Reno CyberKnife
- Industry: Healthcare
- Founded: October 2008
- Headquarters: 654 N. Arlington Avenue, Reno, Nevada, United States
- Key people: Medical Director: Jonathan Tay

= Reno CyberKnife =

Cancer treatment center in Nevada, USA

Reno CyberKnife is a cancer treatment center in Reno, Nevada specializing in stereotactic radiosurgery. The center is a service of Saint Mary’s Regional Medical Center and is also a part of Saint Mary’s Brain Tumor Center. Reno CyberKnife is the only provider of CyberKnife technology in northern Nevada and frequently treats prostate and lung cancers and brain tumors.

== Key people ==
Dr. Jonathan Tay

Dr. Jonathan Tay is the medical director of Reno CyberKnife. He is an active clinical investigator and has conducted research on prostate cancer and treatments. Under his leadership, Reno CyberKnife has developed cancer clinical trials and implemented a variety of prostate cancer therapies. Dr. Tay also was named one of Nevada Business Magazine’s 2010 “Health Care Heroes” for his contributions to the medical field.

Dr. Hilari Fleming

Dr. Hilari Fleming is one of three female neurosurgeons in the West. She is a graduate of the University of North Carolina at Chapel Hill. She also holds a doctorate in genetics from the University of Pennsylvania. Her expertise includes treatment of brain tumors.

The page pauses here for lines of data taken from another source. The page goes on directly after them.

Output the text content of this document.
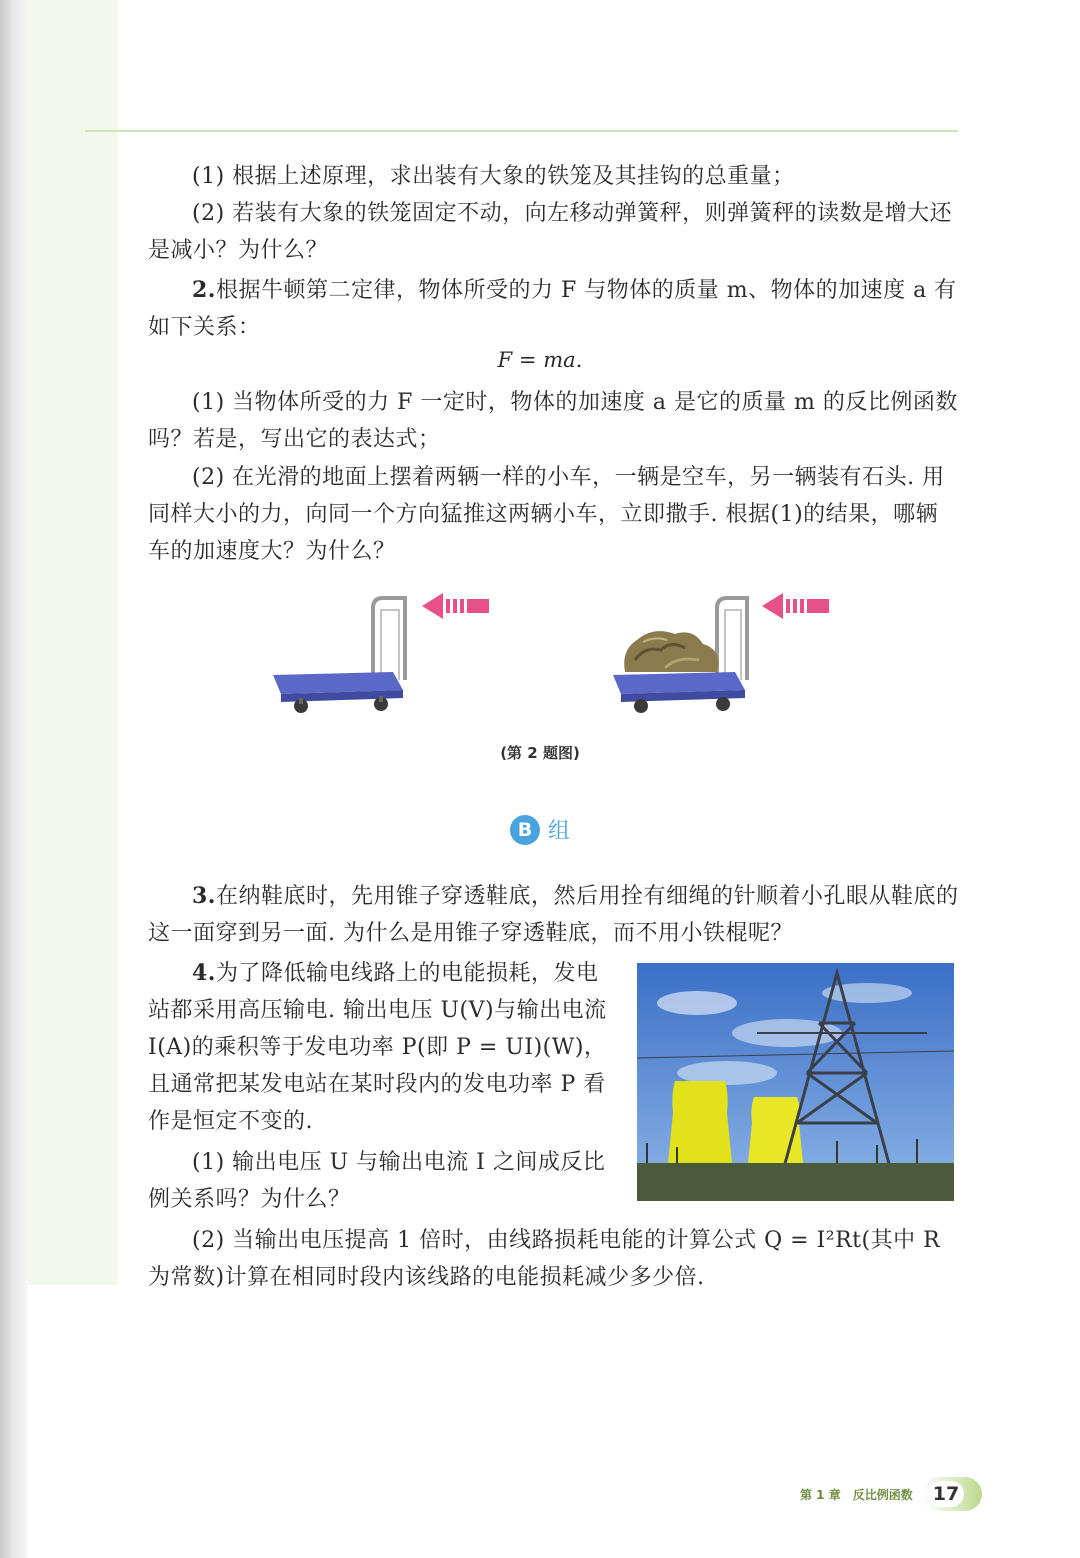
(1) 根据上述原理，求出装有大象的铁笼及其挂钩的总重量；

(2) 若装有大象的铁笼固定不动，向左移动弹簧秤，则弹簧秤的读数是增大还是减小？为什么？

2.根据牛顿第二定律，物体所受的力 F 与物体的质量 m、物体的加速度 a 有如下关系：

F = ma.

(1) 当物体所受的力 F 一定时，物体的加速度 a 是它的质量 m 的反比例函数吗？若是，写出它的表达式；

(2) 在光滑的地面上摆着两辆一样的小车，一辆是空车，另一辆装有石头. 用同样大小的力，向同一个方向猛推这两辆小车，立即撒手. 根据(1)的结果，哪辆车的加速度大？为什么？

(第 2 题图)
B 组

3.在纳鞋底时，先用锥子穿透鞋底，然后用拴有细绳的针顺着小孔眼从鞋底的这一面穿到另一面. 为什么是用锥子穿透鞋底，而不用小铁棍呢？

4.为了降低输电线路上的电能损耗，发电站都采用高压输电. 输出电压 U(V)与输出电流 I(A)的乘积等于发电功率 P(即 P = UI)(W)，且通常把某发电站在某时段内的发电功率 P 看作是恒定不变的.

(1) 输出电压 U 与输出电流 I 之间成反比例关系吗？为什么？

(2) 当输出电压提高 1 倍时，由线路损耗电能的计算公式 Q = I²Rt(其中 R 为常数)计算在相同时段内该线路的电能损耗减少多少倍.

第 1 章　反比例函数 17
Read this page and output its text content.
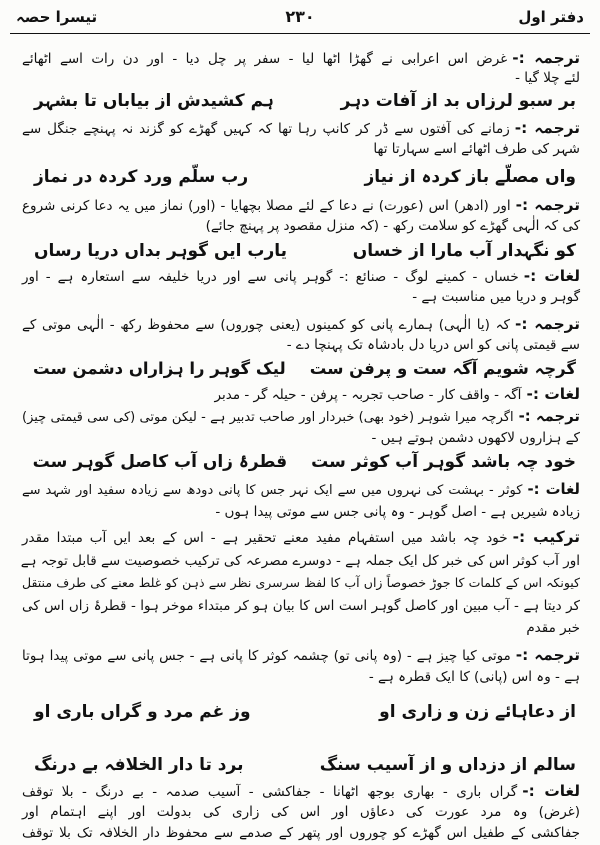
دفتر اول
۲۳۰
تیسرا حصہ
ترجمہ :-غرض اس اعرابی نے گھڑا اٹھا لیا - سفر پر چل دیا - اور دن رات اسے اٹھائے
لئے چلا گیا -
بر سبو لرزاں بد از آفات دہر
ہم کشیدش از بیاباں تا بشہر
ترجمہ :-زمانے کی آفتوں سے ڈر کر کانپ رہا تھا کہ کہیں گھڑے کو گزند نہ پہنچے جنگل سے
شہر کی طرف اٹھائے اسے سہارتا تھا
واں مصلّے باز کردہ از نیاز
رب سلّم ورد کردہ در نماز
ترجمہ :-اور (ادھر) اس (عورت) نے دعا کے لئے مصلا بچھایا - (اور) نماز میں یہ دعا کرنی شروع
کی کہ الٰہی گھڑے کو سلامت رکھ - (کہ منزل مقصود پر پہنچ جائے)
کو نگہدار آب مارا از خساں
یارب ایں گوہر بداں دریا رساں
لغات :-خساں - کمینے لوگ - صنائع :- گوہر پانی سے اور دریا خلیفہ سے استعارہ ہے - اور
گوہر و دریا میں مناسبت ہے -
ترجمہ :-کہ (یا الٰہی) ہمارے پانی کو کمینوں (یعنی چوروں) سے محفوظ رکھ - الٰہی موتی کے
سے قیمتی پانی کو اس دریا دل بادشاہ تک پہنچا دے -
گرچہ شویم آگہ ست و پرفن ست
لیک گوہر را ہزاراں دشمن ست
لغات :-آگہ - واقف کار - صاحب تجربہ - پرفن - حیلہ گر - مدبر
ترجمہ :-اگرچہ میرا شوہر (خود بھی) خبردار اور صاحب تدبیر ہے - لیکن موتی (کی سی قیمتی چیز)
کے ہزاروں لاکھوں دشمن ہوتے ہیں -
خود چہ باشد گوہر آب کوثر ست
قطرۂ زاں آب کاصل گوہر ست
لغات :-کوثر - بہشت کی نہروں میں سے ایک نہر جس کا پانی دودھ سے زیادہ سفید اور شہد سے
زیادہ شیریں ہے - اصل گوہر - وہ پانی جس سے موتی پیدا ہوں -
ترکیب :-خود چہ باشد میں استفہام مفید معنے تحقیر ہے - اس کے بعد ایں آب مبتدا مقدر
اور آب کوثر اس کی خبر کل ایک جملہ ہے - دوسرے مصرعہ کی ترکیب خصوصیت سے قابل توجہ ہے
کیونکہ اس کے کلمات کا جوڑ خصوصاً زاں آب کا لفظ سرسری نظر سے ذہن کو غلط معنے کی طرف منتقل
کر دیتا ہے - آب مبین اور کاصل گوہر است اس کا بیان ہو کر مبتداء موخر ہوا - قطرۂ زاں اس کی
خبر مقدم
ترجمہ :-موتی کیا چیز ہے - (وہ پانی تو) چشمہ کوثر کا پانی ہے - جس پانی سے موتی پیدا ہوتا
ہے - وہ اس (پانی) کا ایک قطرہ ہے -
از دعاہائے زن و زاری او
وز غم مرد و گراں باری او
سالم از دزداں و از آسیب سنگ
برد تا دار الخلافہ بے درنگ
لغات :-گراں باری - بھاری بوجھ اٹھانا - جفاکشی - آسیب صدمہ - بے درنگ - بلا توقف
(غرض) وہ مرد عورت کی دعاؤں اور اس کی زاری کی بدولت اور اپنے اہتمام اور
جفاکشی کے طفیل اس گھڑے کو چوروں اور پتھر کے صدمے سے محفوظ دار الخلافہ تک بلا توقف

In 2010, Dr. Fleming and Dr. Tay were among the founding doctors of Saint Mary’s Brain Tumor Center. The center was the region’s first brain tumor center. Reno CyberKnife provides all stereotactic radiosurgery treatment for Saint Mary’s Brain Tumor Center patients who are candidates.

== Clinical research and training ==
The Reno CyberKnife team has published two clinical studies focused on the treatment of prostate cancer using CyberKnife. The studies are titled, “Prostate CyberKnife Stereotactic Body Radiotherapy: Report on the Early Experience at a Community-based CyberKnife Center” Year 1 and Year 2.

In February 2012, a group of physicians from Mexico City traveled to the U.S. and were trained by the Reno CyberKnife staff to prepare for the arrival of the second CyberKnife machine in Mexico and the first sponsored by a government program.